The sacraments are vital for our salvation. This is no mere 'triviality'. Saint Thomas Aquinas writes that ''the sacrament of Baptism is said to be necessary for salvation in so far as man cannot be saved without, at least, Baptism of desire'' and the Doctrine of Grace adds, ''which, with God, counts for the deed'' (St. Augustine, Enarr. in Ps lvii). This is no mere opinion, as the Council of Trent confirms, ''If anyone says that baptism is optional, that is, not necessary for salvation. let him be anathema' (Canon 5 on Baptism). Or as our Lord states, that a man must be born again of water and the Spirit if he wish to enter the Kingdom of Heaven.
The lack of reception of this sacrament, the door to the New Ark, that is, the Church, may lead to eternal death, therefore showing that the valid addministration is of vital importance.
Back to the matter at hand. Let us in our discussion follow the Summa Theologica as usual.
The question, the Angelic Doctor brings first is ''Whether God Alone, Or The Minister Also, Works Inwardly Unto The Sacramental Effect?''(III Q64, A1). Thomas choose the first option and goes on in his answer to make a distinction between a 'principal agent' and an 'instrumental agent'. Principle means the first term of something. If this first term were not present, nothing else would follow. ''Instrumental'' means that something is itself used in order to bring about an effect. For example, if I picked up this red pen on my desk to write 'Filioque', the pen would be the instrument, whereas my hand would be the true cause (the principle cause). As without the motion of my hand, the pen would remain stationary. It would remain 'lifeless' and unable to write anything on the paper. The efficacy of this writing implement entirely depends upon my action. However, in human beings, we have something different at work. The pen simply works as that is what it is meant to do, unless there be some defect in it (lack of ink etc), on the other hand, human beings having a will can operate in a manner contrary to the divine will.
The Saint quotes from The Apostle and says that ''God justifieth'' (Rom. 8:33), and goes on to say, ''since, then, the inward effect of all the sacraments is justification (that is, making a man righteous (my addition)), it seems that God alone works the interior sacramental effect.''
The mere actions of a man (being a priest, uttering 'Hoc est enim corpus meum' with the intention to consecrate)have no effect unless it is God who confers His grace. The actions of the priest are simply like that of the red pen I mentioned earlier. The priest's words and intentions would remain 'lifeless' and fruitless, unless Christ acting upon His promise to stay with His Church for all time, and instituting the sacraments of the New Law is present invisibly. Although, like the fault in the pen, a defect may be on the part of the minister, not his personal holiness (or lack of it) but the use of the incorrect words or a flawed intention. This is the only obstacle that can be placed in the way.
Does this mean that the minister is merely a puppet in the hands of the Supreme Deity?
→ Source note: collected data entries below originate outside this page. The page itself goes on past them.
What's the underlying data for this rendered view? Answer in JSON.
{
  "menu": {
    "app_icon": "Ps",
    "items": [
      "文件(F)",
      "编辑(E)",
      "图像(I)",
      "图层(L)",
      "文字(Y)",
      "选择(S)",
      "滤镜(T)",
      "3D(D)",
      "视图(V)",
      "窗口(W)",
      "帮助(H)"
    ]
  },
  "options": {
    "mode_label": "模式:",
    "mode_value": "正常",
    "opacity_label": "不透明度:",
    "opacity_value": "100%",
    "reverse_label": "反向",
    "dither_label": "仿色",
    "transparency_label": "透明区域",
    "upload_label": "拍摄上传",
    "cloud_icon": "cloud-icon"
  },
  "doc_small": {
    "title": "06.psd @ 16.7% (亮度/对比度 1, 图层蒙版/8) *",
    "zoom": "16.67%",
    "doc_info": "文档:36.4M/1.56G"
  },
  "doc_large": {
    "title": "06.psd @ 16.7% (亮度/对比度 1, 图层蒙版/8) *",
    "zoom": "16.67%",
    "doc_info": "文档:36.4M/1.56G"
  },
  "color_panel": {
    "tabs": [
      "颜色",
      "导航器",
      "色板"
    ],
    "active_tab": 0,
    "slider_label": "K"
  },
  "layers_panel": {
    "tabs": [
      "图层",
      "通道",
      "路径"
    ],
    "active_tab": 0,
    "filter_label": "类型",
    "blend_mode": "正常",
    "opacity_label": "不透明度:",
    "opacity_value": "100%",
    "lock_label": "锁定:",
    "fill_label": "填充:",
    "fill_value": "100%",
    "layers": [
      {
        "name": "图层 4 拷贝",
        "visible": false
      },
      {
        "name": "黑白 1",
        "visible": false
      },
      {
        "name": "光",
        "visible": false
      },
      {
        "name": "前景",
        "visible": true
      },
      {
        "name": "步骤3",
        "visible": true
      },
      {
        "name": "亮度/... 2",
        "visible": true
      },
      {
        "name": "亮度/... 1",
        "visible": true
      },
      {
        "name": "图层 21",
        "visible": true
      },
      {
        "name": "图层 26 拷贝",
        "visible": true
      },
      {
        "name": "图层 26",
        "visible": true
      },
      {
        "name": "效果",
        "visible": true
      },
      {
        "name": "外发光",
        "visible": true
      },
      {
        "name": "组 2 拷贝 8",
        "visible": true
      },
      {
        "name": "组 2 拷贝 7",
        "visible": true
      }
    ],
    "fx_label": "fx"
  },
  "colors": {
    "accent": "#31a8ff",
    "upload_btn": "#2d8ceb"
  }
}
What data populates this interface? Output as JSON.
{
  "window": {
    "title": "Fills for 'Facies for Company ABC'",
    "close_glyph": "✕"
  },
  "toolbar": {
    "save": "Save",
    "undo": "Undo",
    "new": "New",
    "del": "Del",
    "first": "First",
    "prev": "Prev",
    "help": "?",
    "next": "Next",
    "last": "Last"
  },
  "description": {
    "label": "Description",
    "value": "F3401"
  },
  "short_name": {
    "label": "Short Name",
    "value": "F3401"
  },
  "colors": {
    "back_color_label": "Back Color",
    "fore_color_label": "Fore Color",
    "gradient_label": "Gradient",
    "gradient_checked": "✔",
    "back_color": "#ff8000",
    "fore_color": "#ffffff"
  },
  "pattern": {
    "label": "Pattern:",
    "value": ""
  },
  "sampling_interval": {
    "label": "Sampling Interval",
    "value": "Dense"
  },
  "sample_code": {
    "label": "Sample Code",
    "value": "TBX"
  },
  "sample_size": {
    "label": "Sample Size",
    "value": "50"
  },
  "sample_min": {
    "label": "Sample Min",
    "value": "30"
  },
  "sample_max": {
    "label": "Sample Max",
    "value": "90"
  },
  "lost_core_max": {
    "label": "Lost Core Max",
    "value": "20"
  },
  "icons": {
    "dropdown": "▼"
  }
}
No. The Dominican states that although the ''sacramental effect is made no better by a better minister' (Christ for example in the Sacrament of the Eucharist, is made no less present by an unworthy minister), however 'something in addition may be impetrated for the receiver through the devotion of the minister: but this is not the work of the minister, but the work of God who hears the minister's prayer''.
The Council of Trent, in reply to the protestant heretics stated that the term 'ex opere operato' (through the work that is worked, from Canon 8 of the Seventh Session), shows the Catholic teaching on this matter.
This matter came to the forefront at the Donatism schism, and it was through the work of the great Saint Augustine, that the Catholic position became more thorough and clear.
In conclusion, as long as the correct intention is present and the proper words are used by a minister authorised (in virtue of his ordination for certain sacraments, or faculties by the local ordinary), the grace will be conferred, even if he be(or she in the case of baptism), a sexual monster, an unbeliever, a modernist or the most holy person this side of heaven.